Fjord found it easier than he’d expected to ask his friends for this detour. He’d struggled to even admit he was struggling until it had burst out of him in a way even he couldn’t ignore. But for Caduceus, it was simple, steering the party well out of their way, over frigid mountains and into an impossibly dense forest, without even trying to claim it would help the ultimate goal of ending the Blight. And even more simple was the way his friends trusted him, agreed to his request with the barest explanation, borrowed from Caduceus: “I think my dreams are leading me there.”

—-

He had seen from his dreams that the temple stood surrounded by a Blighted forest but he hadn’t really been prepared. It was massive, dense and dark and beyond the twisted blight creatures they saw no sign of life. The whole group traveled in solemn silence. Doubt entered Fjord’s mind and lingered. Nothing could live in this place. 

When they finally found it, the Temple was an oasis. 
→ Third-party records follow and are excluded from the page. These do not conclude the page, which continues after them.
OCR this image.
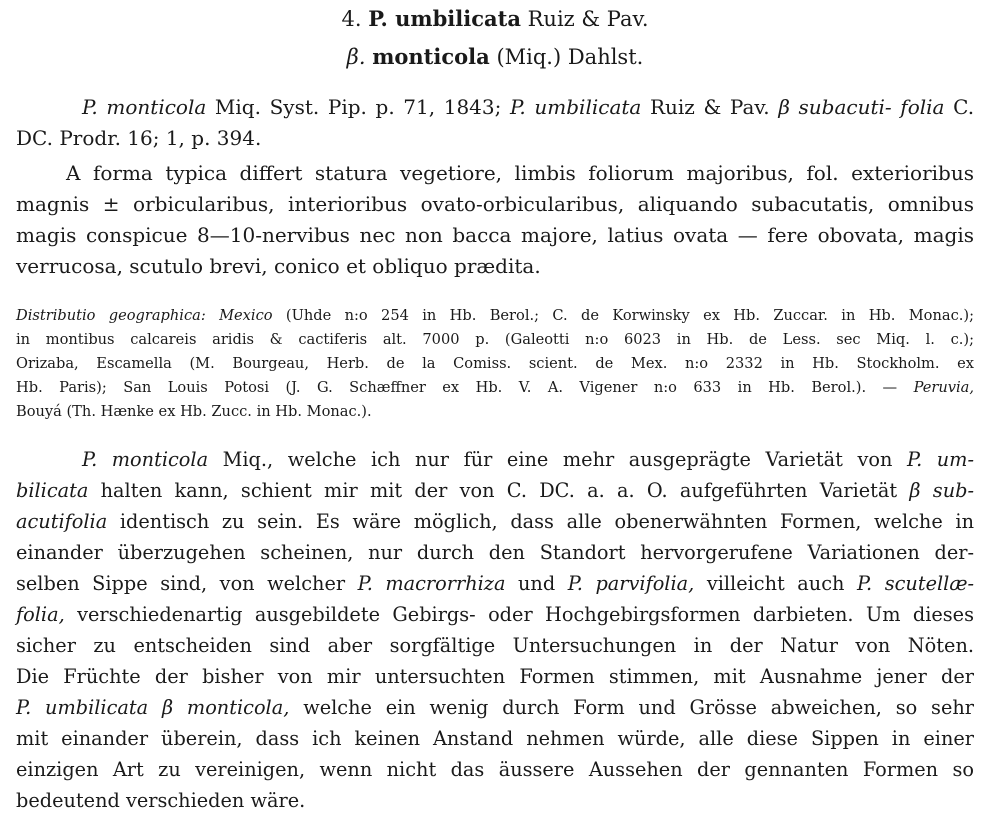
4. P. umbilicata Ruiz & Pav.

β. monticola (Miq.) Dahlst.

P. monticola Miq. Syst. Pip. p. 71, 1843; P. umbilicata Ruiz & Pav. β subacuti- folia C. DC. Prodr. 16; 1, p. 394.

A forma typica differt statura vegetiore, limbis foliorum majoribus, fol. exterioribus
magnis ± orbicularibus, interioribus ovato-orbicularibus, aliquando subacutatis, omnibus
magis conspicue 8—10-nervibus nec non bacca majore, latius ovata — fere obovata, magis
verrucosa, scutulo brevi, conico et obliquo prædita.
Distributio geographica: Mexico (Uhde n:o 254 in Hb. Berol.; C. de Korwinsky ex Hb. Zuccar. in Hb. Monac.);
in montibus calcareis aridis & cactiferis alt. 7000 p. (Galeotti n:o 6023 in Hb. de Less. sec Miq. l. c.);
Orizaba, Escamella (M. Bourgeau, Herb. de la Comiss. scient. de Mex. n:o 2332 in Hb. Stockholm. ex
Hb. Paris); San Louis Potosi (J. G. Schæffner ex Hb. V. A. Vigener n:o 633 in Hb. Berol.). — Peruvia,
Bouyá (Th. Hænke ex Hb. Zucc. in Hb. Monac.).
P. monticola Miq., welche ich nur für eine mehr ausgeprägte Varietät von P. um-
bilicata halten kann, schient mir mit der von C. DC. a. a. O. aufgeführten Varietät β sub-
acutifolia identisch zu sein. Es wäre möglich, dass alle obenerwähnten Formen, welche in
einander überzugehen scheinen, nur durch den Standort hervorgerufene Variationen der-
selben Sippe sind, von welcher P. macrorrhiza und P. parvifolia, villeicht auch P. scutellæ-
folia, verschiedenartig ausgebildete Gebirgs- oder Hochgebirgsformen darbieten. Um dieses
sicher zu entscheiden sind aber sorgfältige Untersuchungen in der Natur von Nöten.
Die Früchte der bisher von mir untersuchten Formen stimmen, mit Ausnahme jener der
P. umbilicata β monticola, welche ein wenig durch Form und Grösse abweichen, so sehr
mit einander überein, dass ich keinen Anstand nehmen würde, alle diese Sippen in einer
einzigen Art zu vereinigen, wenn nicht das äussere Aussehen der gennanten Formen so
bedeutend verschieden wäre.
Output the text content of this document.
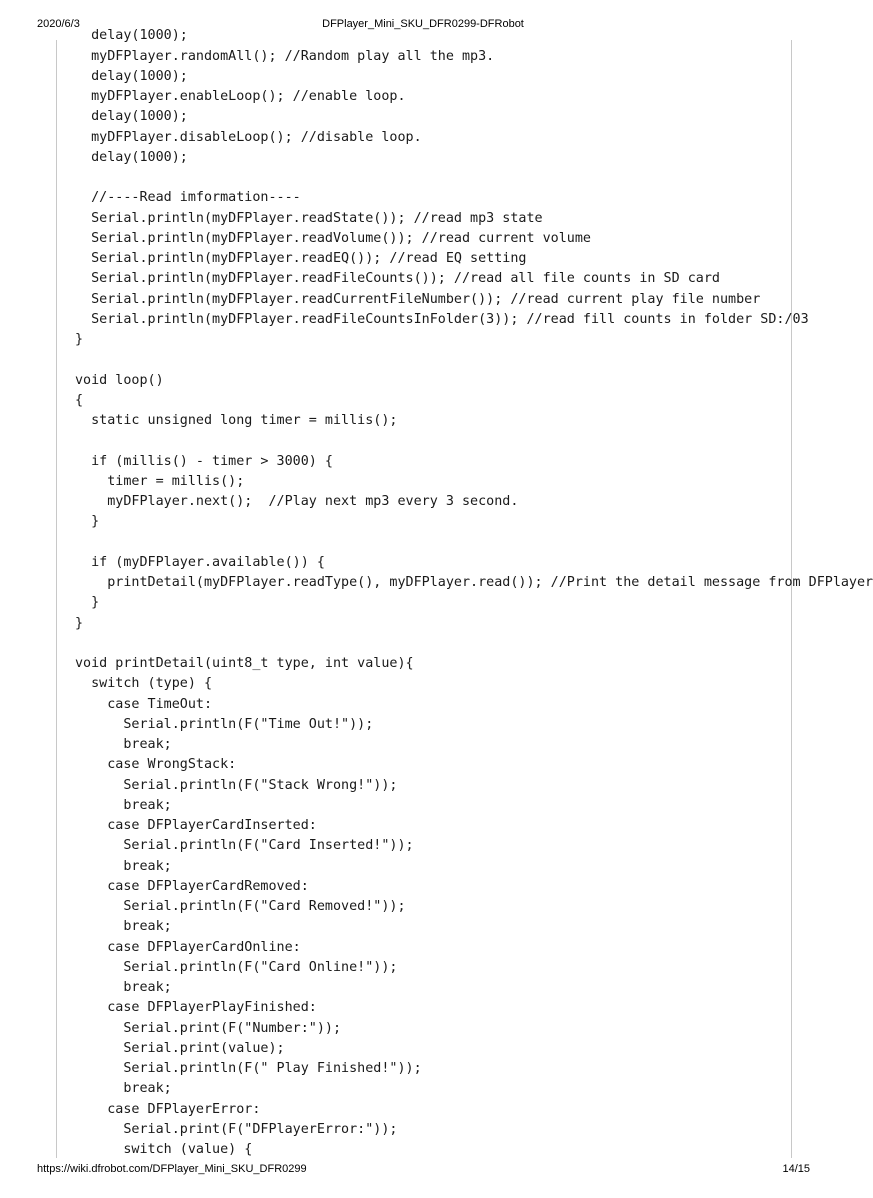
2020/6/3	DFPlayer_Mini_SKU_DFR0299-DFRobot
delay(1000);
myDFPlayer.randomAll(); //Random play all the mp3.
delay(1000);
myDFPlayer.enableLoop(); //enable loop.
delay(1000);
myDFPlayer.disableLoop(); //disable loop.
delay(1000);
//----Read imformation----
Serial.println(myDFPlayer.readState()); //read mp3 state
Serial.println(myDFPlayer.readVolume()); //read current volume
Serial.println(myDFPlayer.readEQ()); //read EQ setting
Serial.println(myDFPlayer.readFileCounts()); //read all file counts in SD card
Serial.println(myDFPlayer.readCurrentFileNumber()); //read current play file number
Serial.println(myDFPlayer.readFileCountsInFolder(3)); //read fill counts in folder SD:/03
}
void loop()
{
static unsigned long timer = millis();
if (millis() - timer > 3000) {
timer = millis();
myDFPlayer.next();  //Play next mp3 every 3 second.
}
if (myDFPlayer.available()) {
printDetail(myDFPlayer.readType(), myDFPlayer.read()); //Print the detail message from DFPlayer
}
}
void printDetail(uint8_t type, int value){
switch (type) {
case TimeOut:
Serial.println(F("Time Out!"));
break;
case WrongStack:
Serial.println(F("Stack Wrong!"));
break;
case DFPlayerCardInserted:
Serial.println(F("Card Inserted!"));
break;
case DFPlayerCardRemoved:
Serial.println(F("Card Removed!"));
break;
case DFPlayerCardOnline:
Serial.println(F("Card Online!"));
break;
case DFPlayerPlayFinished:
Serial.print(F("Number:"));
Serial.print(value);
Serial.println(F(" Play Finished!"));
break;
case DFPlayerError:
Serial.print(F("DFPlayerError:"));
switch (value) {
https://wiki.dfrobot.com/DFPlayer_Mini_SKU_DFR0299	14/15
It was far better preserved than most ancient buildings they had entered along their journey, looking more like the memories of temples from Fjord’s dreams. It showed obvious signs of age, but also upkeep. The wall separating it from the forest was broken in places, and the temple had no windows, but the garden was clearly loved. A wild, beautiful field of unusual flowers grew up among the tall trees which filled the entire space, vibrant, surrounded by all this death. 

And tending to the garden was a familiar figure. Fjord’s breath caught. 

Caduceus looked over his shoulder and saw them. His eyes widened and he stood up so quickly his horns caught on a branch, but he hardly seemed to notice it as he walked to Fjord, hesitantly and then faster, hands reaching out for him. He was already moving too, closing the gap between them, hands tangling together soon as they met. 

“It’s you.” He said, stupid, stunned. 

He knew Caduceus well, knew his face, but he couldn’t stop searching and seeing new things as he drank in the sight of him. He was smiling, eyes shining with tears. He was sure his were the same but he couldn’t find it in himself to care. The sun filtered down through the trees, dappling shadows and light more intense than could exist in any dream that danced and played off his skin, his hair, his long eyelashes. He had always been strange, and beautiful, but now.

Real. He was real. 

“I was afraid you wouldn’t be here.” Fjord said, finally, letting his gaze drop, his head fall so close to resting on Caduceus’ shoulder. 

“Where else would I be?” He raised their joined hands, held Fjord’s against his cheek, warm and soft. 

I’m here.” He said, gently. 

“We’re here.”

**Author's Note:**

> I've played Dragon Age so much that the first thing to come to mind for the Fjorclay Week prompt "Dreams" was of course something to do with the Fade. Title is from the translation of the song "Mir Da'len Somniar' from the art book!